Sí… la Navidad ha cambiado, pero quienes más hemos cambiado somos nosotros. Y lo peor de todo es que esos cambios no han concluido y siguen produciéndose cada día, empeorando a cada instante, sin que podamos hacer nada para detenerlos, y mucho menos para revertirlos. La Navidad, esa festividad del espíritu para el espíritu, es un espejo donde podemos ver reflejado el efecto de todos los errores que hemos cometido a lo largo de los años. Es un espejo manchado, lleno de desconchaduras y despostillado, pero aún lo suficientemente fiel como para hablarnos de lo que no debe ser, de lo que nunca debió ser… pero que es.

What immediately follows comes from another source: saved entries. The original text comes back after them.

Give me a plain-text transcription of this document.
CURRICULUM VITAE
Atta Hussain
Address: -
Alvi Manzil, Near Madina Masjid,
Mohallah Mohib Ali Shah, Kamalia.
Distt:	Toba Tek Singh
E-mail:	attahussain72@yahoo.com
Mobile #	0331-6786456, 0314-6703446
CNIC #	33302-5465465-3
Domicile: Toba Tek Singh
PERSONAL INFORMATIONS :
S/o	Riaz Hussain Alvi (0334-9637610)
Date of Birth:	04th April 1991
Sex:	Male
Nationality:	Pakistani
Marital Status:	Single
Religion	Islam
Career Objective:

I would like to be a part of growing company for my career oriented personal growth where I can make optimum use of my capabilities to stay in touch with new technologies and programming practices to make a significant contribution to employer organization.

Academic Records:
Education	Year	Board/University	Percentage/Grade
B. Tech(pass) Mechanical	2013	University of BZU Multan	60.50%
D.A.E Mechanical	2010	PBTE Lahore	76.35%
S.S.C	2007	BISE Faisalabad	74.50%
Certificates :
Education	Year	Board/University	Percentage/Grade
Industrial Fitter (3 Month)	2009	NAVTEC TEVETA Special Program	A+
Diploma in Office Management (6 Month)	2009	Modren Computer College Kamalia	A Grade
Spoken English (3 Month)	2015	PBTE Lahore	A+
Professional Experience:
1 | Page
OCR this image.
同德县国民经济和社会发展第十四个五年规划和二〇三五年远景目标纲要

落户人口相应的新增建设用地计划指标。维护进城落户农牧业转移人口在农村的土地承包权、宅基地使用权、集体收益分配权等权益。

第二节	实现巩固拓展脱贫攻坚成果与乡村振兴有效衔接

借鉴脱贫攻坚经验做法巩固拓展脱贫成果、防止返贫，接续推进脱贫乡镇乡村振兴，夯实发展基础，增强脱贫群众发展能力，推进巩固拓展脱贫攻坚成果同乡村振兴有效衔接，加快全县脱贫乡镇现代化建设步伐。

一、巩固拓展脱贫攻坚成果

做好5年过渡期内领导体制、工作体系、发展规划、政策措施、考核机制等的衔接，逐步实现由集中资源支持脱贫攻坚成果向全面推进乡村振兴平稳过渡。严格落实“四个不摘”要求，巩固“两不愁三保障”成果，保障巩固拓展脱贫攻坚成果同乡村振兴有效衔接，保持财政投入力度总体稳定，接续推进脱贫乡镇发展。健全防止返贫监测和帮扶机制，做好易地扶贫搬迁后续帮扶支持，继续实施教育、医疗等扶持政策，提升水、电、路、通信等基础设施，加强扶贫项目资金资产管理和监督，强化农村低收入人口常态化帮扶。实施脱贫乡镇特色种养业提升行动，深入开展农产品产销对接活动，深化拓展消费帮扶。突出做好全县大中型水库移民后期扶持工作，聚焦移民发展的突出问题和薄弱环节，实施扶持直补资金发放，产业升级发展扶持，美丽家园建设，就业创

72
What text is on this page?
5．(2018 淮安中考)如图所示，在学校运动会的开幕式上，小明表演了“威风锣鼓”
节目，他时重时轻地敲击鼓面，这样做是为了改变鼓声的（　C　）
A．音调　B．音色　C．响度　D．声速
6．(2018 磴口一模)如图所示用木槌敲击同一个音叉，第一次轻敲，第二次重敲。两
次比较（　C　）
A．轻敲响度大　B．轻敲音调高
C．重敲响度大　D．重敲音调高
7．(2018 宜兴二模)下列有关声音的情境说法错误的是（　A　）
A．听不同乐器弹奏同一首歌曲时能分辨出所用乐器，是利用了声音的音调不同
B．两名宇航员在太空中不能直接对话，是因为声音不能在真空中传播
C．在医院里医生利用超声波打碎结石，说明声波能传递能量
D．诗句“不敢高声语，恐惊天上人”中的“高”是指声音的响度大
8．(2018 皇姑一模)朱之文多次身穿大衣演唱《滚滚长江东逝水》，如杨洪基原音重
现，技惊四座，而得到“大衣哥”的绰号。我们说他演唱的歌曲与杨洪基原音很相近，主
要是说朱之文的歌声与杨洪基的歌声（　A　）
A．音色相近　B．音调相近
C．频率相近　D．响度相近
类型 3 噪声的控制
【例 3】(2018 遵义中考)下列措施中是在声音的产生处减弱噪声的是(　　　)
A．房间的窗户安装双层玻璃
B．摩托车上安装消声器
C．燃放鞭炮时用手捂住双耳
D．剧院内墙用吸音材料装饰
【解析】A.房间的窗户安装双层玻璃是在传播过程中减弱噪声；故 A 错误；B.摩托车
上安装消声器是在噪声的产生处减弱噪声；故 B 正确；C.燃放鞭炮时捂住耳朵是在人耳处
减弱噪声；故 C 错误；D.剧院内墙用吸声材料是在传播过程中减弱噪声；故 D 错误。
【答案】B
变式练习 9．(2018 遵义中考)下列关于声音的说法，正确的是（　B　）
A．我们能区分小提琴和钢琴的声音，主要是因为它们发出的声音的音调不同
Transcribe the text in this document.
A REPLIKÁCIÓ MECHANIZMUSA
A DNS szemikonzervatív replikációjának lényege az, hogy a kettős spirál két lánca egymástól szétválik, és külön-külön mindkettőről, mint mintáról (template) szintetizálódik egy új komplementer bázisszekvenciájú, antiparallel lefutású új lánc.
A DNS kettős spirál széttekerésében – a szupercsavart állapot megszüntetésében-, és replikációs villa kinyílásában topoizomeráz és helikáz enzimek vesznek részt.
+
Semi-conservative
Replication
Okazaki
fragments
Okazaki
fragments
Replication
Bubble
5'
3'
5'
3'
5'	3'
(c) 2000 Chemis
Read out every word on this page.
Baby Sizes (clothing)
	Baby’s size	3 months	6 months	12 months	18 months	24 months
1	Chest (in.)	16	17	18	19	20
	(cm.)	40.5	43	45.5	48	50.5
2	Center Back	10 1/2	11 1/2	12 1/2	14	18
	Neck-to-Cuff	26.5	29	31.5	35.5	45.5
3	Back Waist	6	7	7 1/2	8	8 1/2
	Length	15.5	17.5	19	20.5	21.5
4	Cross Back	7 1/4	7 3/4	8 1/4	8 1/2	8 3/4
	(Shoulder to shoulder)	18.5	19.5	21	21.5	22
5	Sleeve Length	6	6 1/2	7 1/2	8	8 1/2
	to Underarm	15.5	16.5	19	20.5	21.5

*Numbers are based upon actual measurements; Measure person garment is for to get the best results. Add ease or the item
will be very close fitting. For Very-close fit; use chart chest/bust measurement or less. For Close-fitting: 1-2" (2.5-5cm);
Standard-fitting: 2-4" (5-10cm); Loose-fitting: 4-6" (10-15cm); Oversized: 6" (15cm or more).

Hay que tratar de vivir la Navidad un poco más hacia dentro, y un mucho menos hacia fuera. Podemos hacer el intento, y quizá nos encontremos con la sorpresa de que nosotros, y nuestros seres queridos que nos rodean, de esta manera y gracias a ese pequeño gran cambio, somos más felices en esta Navidad que en algunas otras que el tiempo, piadoso y compasivo, ya borró de nuestra memoria.

Querido lector: Gracias por su compañía y su fidelidad hacia esta “Casa de las Ideas”. Le deseo que en esta Navidad, y a lo largo del nuevo el año que se aproxima, en su corazón ocurran los pequeños y grandes cambios de los que depende todo lo demás.